Tänzerisch beschwingt und leicht sind die fröhlich wirkenden Cajun-Stücke, in denen Oncale zur Violine greift, erdiger dagegen die Kompositionen des Rheingauer Gitarristen Hermann. Klaus Noll am Bass sowie Patrick Leuschner mit Snare-Drums vervollständigen die All-Stars an den Instrumenten, vor denen die Sängerin Giogina Kazungu nach einem zunächst etwas übertrieben quäkenden, dann aber kraftvollen Blues mit Bravour das Wagnis meistert, den Jazz-Standard „Summertime“ blues-getönt zu interpretieren: mit raffiniertem Ausdruck zwischen verrucht und naiv, kraftvoll und brüchig.
Frenetisch feierte das Publikum zur Halbzeit des Abends den Komponisten und Saxophonisten Klaus Doldinger, der in diesem Jahr mit dem Festival-Preis „Blues Louis“ ausgezeichnet wurde. Der Rockjazz-Musiker, der in seinen frühen Jahren mit Blues-Legenden wie Alexis Korner zusammen spielte, bewies denn auch mit dem Keyboarder Roberto di Gioia, dem Bassisten Patrick Scales, dem ausdrucksstarken Gitarrist Peter O´Mara sowie dem Schlagzeuger Christian Lettner, dass Jazz und Rock unüberhörbar ihre Wurzeln im Blues haben. Ungebrochen vital, kraftvoll und emotional ist das Spiel Doldingers auf dem Tenorsaxophon – ein Instrument, das variabel wie die menschliche Stimme den Blues ausdrücken kann.

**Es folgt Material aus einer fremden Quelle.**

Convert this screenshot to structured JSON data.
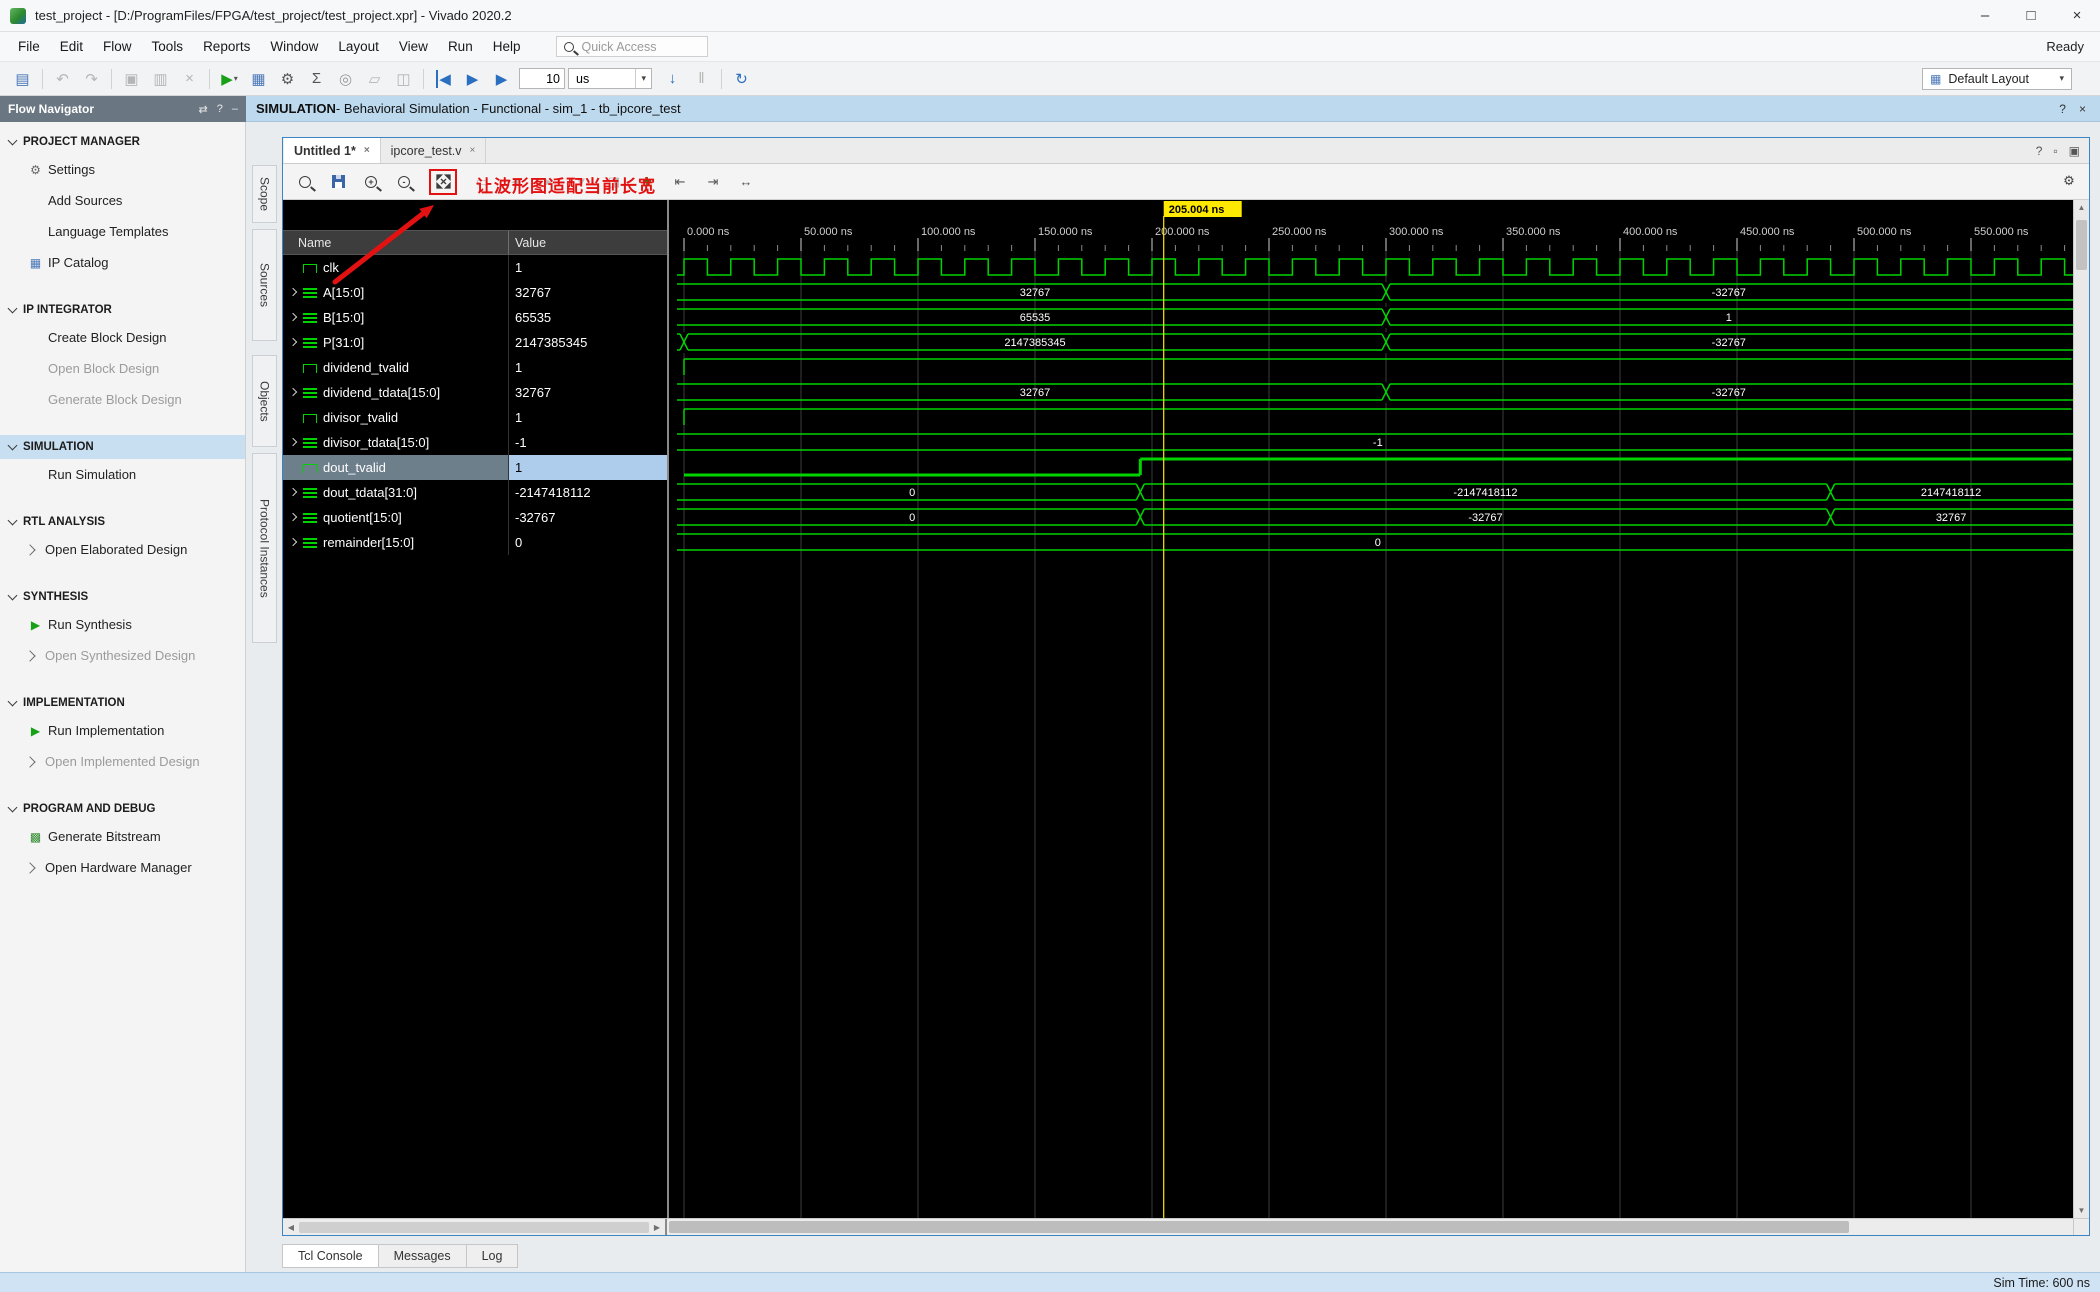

Auch wenn die Projektgruppe des Festival am Nachmittag zitterte, ob denn Carl Weathersby nach einem Irrflug noch rechtzeitig in Lahnstein ankommen würde, das Konzept des Festivals und das Gespür der Initiatoren für Künstler dürfte Garant dafür sein, dass das Lahnsteiner Bluesfestival nach einer glanzvollen Vergangenheit auch eine glorreiche Zukunft hat.